Take these bananas – nobody in their right mind would peel and eat one of those really black bananas.
Imagine finding a use for something as unappetizing as that? That’s why I love banana bread. While I have a favorite banana bread recipe, I am always on the look out for something interesting. Everyone in my family feels that chocolate chips add dimension to a standard banana bread, but sometimes I want more.
So when I saw this recipe for coconut banana bread in The Kitchn’s new cookbook I decided to try it.
In addition to toasted unsweetened coconut, the recipe called for Jamaican allspice which I happen to love. It also called for coconut oil and dark rum, neither of which I have in my pantry at the moment.
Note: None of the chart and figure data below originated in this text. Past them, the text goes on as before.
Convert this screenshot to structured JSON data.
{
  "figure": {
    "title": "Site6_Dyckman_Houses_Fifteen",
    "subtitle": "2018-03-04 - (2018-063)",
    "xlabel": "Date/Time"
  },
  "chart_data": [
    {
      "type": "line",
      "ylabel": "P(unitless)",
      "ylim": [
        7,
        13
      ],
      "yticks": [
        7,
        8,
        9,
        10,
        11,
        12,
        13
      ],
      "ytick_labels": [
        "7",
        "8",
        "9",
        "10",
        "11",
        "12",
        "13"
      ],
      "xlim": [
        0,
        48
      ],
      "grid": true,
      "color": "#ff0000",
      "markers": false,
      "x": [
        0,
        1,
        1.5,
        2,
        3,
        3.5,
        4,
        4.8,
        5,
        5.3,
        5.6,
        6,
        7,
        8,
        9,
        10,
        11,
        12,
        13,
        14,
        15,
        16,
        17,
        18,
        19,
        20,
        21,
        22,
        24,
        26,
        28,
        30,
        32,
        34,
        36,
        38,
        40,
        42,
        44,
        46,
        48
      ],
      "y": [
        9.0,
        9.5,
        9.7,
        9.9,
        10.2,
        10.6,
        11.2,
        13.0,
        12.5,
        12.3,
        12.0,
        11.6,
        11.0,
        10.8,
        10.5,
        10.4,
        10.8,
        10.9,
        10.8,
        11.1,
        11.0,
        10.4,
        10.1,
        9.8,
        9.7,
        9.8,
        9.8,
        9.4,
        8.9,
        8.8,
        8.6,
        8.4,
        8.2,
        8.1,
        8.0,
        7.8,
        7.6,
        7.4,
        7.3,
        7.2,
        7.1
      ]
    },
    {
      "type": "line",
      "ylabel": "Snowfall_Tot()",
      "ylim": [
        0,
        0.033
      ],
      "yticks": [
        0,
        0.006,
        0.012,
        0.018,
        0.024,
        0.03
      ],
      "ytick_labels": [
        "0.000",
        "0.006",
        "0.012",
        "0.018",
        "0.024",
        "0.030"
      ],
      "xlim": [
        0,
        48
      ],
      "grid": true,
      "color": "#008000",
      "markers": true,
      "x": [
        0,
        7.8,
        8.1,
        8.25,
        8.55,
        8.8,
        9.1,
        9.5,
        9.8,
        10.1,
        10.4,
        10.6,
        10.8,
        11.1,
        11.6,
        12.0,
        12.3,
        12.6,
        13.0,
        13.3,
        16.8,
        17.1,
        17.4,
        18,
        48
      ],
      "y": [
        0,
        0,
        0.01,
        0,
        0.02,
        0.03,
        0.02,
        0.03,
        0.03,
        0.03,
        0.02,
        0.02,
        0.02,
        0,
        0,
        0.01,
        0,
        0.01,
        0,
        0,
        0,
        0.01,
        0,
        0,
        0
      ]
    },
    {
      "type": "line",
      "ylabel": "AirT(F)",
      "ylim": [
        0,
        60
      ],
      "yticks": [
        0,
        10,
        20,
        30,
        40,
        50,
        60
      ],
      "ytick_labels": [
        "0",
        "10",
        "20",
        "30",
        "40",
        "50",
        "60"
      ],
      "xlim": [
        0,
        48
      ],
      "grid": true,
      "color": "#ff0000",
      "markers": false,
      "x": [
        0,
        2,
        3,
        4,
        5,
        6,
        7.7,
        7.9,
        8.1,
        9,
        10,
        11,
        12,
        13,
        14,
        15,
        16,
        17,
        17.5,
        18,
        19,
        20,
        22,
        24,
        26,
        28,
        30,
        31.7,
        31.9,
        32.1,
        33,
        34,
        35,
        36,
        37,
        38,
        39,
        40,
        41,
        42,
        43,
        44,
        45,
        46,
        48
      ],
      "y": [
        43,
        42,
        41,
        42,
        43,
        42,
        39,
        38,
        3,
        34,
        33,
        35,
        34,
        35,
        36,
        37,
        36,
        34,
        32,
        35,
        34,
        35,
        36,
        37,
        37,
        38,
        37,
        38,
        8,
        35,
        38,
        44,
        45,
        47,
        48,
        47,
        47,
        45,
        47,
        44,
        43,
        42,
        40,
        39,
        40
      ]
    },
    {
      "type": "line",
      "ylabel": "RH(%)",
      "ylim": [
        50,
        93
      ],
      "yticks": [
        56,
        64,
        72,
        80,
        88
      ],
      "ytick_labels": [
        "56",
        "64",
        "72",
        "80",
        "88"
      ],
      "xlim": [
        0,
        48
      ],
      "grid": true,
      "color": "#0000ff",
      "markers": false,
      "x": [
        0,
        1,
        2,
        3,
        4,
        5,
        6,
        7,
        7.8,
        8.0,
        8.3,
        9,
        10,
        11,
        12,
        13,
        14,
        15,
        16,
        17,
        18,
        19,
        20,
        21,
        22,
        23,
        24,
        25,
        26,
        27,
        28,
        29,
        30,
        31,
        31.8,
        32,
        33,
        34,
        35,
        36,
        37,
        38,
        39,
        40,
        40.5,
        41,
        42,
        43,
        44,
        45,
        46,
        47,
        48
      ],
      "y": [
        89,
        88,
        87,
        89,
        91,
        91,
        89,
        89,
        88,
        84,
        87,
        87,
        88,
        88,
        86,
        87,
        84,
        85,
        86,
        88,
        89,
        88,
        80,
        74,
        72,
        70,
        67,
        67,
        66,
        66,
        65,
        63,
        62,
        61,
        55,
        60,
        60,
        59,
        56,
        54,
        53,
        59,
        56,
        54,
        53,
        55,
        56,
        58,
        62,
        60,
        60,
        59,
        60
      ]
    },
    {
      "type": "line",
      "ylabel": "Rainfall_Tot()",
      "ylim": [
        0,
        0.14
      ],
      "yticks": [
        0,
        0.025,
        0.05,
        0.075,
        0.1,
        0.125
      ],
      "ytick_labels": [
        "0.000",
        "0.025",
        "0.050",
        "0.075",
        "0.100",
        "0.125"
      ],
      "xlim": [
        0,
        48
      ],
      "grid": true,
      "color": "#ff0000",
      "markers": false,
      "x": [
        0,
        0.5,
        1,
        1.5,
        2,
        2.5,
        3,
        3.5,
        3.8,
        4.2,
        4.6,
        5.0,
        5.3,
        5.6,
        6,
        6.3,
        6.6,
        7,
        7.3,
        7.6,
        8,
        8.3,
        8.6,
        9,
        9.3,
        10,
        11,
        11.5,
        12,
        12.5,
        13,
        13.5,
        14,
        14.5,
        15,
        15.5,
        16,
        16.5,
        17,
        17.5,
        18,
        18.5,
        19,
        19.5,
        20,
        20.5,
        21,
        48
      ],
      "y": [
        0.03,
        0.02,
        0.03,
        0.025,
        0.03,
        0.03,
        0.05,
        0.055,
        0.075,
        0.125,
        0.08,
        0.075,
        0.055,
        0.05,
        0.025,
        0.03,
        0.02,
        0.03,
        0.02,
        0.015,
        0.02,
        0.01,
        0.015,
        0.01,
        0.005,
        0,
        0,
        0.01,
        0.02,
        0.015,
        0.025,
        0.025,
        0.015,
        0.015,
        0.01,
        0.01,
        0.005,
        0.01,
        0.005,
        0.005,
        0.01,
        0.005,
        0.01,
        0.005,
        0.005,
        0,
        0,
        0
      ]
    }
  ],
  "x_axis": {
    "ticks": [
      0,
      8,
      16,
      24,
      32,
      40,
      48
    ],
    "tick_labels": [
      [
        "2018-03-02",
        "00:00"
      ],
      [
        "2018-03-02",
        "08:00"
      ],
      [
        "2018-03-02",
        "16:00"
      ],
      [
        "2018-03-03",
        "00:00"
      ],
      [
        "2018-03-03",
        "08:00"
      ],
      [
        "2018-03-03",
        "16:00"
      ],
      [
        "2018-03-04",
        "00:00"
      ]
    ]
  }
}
I substituted melted butter and just skipped the rum and the bread still came out great.
1/3 C shredded unsweetened coconut
2 C all purpose flour
1 t baking soda
1 t allspice
4 ripe bananas
1 t vanilla
2 large eggs, beaten
1/2 C butter, melted and cooled
2/3 C dark brown sugar
Preheat the oven to 350 degrees. Grease and flour a 9.5 or 8.5 inch loaf pan (I used an 8.5 pan). Mix the dry ingredients in a medium sized bowl. Spread the coconut on a baking sheet and bake for about two to three minutes, until lightly toasted. Remove from oven and set aside.*
In a large bowl mash the bananas with a fork and add the vanilla. Stir in butter, brown sugar and eggs. Add the dry ingredients and stir until just combined. Fold in coconut. Pour into prepared loaf pan and bake for approximately 60 to 70 minutes, or until a cake tester comes out clean. Cool on a wire rack for about 10 minutes and then turn out loaf.
*The recipe called for bringing 3 tablespoons of dark rum to a simmer over medium heat and then adding the coconut, tossing to coat and then turning off the heat and setting aside. I think this could make a delicious addition if you have some dark rum.
Note that if you don’t have a nut allergy in the house (like we do), I would consider folding in chopped walnuts, pecans or macadamia nuts into the batter with the coconut.